At last the evening with the ex-General arrives, my reason for having flown half around the world. He has a suite in one of those residential condominiums lined from ground floor to penthouse in rare hardwoods. Their entrance halls are scarcely to be distinguished from the foyers of exclusive hotels. Behind marble desks and sprays of flowers sit handsome girls and impeccably suited men with soft manners and stone eyes. You cannot even approach a lift without first having been identified and invited to ascend by your unseen host far overhead. Even then another lithe, respectful killer accompanies you in the lift and steps out with you into an
airlock, an antechamber containing a plush-and-gilt sofa that has never been sat on, a sage green carpet and an antique ormolu mirror set with one-way glass from behind which you and your escort are scanned by cameras. Eventually one half of the great double doors (taken from a twelfth-century baptistry in Provence, you will shortly learn) opens and a beaming minder bows you in while running his eyes over your jacket for wrong bulges. Behind you the bulletproof lift doors close with the noise of a safe swinging shut.

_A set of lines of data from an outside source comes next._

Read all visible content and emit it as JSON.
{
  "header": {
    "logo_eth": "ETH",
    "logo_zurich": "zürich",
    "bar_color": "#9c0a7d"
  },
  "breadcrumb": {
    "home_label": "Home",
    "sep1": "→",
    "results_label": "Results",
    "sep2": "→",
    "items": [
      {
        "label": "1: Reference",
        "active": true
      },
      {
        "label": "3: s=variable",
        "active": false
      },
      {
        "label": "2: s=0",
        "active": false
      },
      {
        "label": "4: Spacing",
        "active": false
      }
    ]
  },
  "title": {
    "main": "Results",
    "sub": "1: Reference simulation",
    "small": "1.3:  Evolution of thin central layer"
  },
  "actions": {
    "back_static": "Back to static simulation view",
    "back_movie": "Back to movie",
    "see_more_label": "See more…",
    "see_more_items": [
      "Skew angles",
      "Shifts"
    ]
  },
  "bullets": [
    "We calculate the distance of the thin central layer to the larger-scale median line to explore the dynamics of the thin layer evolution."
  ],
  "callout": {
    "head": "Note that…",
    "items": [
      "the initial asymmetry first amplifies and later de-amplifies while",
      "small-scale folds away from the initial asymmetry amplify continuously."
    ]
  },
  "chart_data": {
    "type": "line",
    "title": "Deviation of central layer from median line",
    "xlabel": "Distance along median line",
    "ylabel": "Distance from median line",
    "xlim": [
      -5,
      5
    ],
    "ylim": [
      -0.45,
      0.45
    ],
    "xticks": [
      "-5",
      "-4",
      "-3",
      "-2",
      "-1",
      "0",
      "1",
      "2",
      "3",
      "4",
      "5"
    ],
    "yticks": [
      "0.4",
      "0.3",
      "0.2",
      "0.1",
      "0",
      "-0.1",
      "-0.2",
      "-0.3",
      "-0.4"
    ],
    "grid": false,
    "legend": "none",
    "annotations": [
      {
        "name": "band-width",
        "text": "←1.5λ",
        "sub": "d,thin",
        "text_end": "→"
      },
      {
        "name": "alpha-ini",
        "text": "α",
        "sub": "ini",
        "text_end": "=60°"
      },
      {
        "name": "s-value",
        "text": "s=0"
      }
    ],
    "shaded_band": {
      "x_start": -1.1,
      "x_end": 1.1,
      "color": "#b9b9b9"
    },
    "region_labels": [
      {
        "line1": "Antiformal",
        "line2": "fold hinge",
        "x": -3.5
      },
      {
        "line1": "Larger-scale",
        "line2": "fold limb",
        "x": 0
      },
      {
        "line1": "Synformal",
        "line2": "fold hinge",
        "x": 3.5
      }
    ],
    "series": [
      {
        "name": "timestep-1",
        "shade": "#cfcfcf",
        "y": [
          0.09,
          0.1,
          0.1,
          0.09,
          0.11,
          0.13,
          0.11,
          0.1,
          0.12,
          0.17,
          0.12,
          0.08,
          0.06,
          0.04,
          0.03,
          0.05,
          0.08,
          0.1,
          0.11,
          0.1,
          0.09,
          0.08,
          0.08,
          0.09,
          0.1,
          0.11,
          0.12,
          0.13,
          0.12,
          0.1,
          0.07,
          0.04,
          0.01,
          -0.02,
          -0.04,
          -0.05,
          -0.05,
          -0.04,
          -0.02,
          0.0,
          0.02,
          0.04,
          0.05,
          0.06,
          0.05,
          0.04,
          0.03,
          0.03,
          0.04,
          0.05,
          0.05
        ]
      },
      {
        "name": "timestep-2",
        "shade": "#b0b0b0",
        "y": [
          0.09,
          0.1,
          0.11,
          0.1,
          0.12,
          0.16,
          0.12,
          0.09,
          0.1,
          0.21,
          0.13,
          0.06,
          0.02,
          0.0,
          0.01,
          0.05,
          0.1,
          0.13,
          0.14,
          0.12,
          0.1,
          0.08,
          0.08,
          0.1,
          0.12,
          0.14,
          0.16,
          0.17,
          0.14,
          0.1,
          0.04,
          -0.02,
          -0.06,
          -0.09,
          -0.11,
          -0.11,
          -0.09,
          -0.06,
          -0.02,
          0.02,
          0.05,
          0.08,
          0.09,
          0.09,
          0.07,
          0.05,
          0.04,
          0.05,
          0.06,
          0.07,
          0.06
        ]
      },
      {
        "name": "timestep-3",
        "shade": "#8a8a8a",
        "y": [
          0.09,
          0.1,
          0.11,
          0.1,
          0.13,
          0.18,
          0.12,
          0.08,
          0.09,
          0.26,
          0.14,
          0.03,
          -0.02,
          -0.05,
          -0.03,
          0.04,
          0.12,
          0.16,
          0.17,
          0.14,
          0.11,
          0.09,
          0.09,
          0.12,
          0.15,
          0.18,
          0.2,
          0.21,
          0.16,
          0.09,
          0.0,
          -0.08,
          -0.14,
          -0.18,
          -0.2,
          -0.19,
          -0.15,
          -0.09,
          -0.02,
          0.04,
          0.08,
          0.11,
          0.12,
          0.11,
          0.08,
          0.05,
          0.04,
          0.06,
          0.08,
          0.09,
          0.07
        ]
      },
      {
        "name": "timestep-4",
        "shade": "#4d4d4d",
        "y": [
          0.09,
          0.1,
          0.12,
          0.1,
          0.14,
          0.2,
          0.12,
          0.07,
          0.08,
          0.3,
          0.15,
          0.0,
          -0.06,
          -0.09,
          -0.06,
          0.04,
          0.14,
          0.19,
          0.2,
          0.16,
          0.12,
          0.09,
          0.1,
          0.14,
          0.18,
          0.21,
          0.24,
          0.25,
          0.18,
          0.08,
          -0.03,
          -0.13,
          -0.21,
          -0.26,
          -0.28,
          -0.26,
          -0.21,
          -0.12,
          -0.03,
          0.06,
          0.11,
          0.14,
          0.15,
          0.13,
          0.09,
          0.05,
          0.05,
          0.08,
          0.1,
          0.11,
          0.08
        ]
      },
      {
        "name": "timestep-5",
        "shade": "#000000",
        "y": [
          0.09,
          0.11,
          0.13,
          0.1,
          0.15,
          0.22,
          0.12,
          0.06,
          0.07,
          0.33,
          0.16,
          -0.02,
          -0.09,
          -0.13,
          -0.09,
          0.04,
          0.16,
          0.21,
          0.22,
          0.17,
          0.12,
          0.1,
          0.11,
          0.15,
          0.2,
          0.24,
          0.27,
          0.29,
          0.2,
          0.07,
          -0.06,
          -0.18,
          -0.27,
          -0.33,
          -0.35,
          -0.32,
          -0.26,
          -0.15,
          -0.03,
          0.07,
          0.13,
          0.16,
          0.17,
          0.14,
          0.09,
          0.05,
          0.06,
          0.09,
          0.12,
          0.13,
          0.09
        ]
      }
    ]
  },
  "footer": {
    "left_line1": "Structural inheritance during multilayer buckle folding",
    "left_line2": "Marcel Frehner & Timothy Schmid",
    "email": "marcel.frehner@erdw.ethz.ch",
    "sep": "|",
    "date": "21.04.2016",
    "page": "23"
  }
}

And there, rising politely to his feet with a little cry of welcome from a deep chair beside a blazing fire of gas logs, is that famous face, the wily survivor, the ex-President’s right-hand man, the very one whom the racked priests swore before God had taken personal charge of their racking at an interrogation centre back during the Emergency. It is a good face, much better than the press photographs suggest: Asian-patrician but without the obsidian glance. Thick greying hair kept short (the military legacy), beautifully cut Italian suit, the graceful way in which he takes your sweaty paw in his cool dry hand.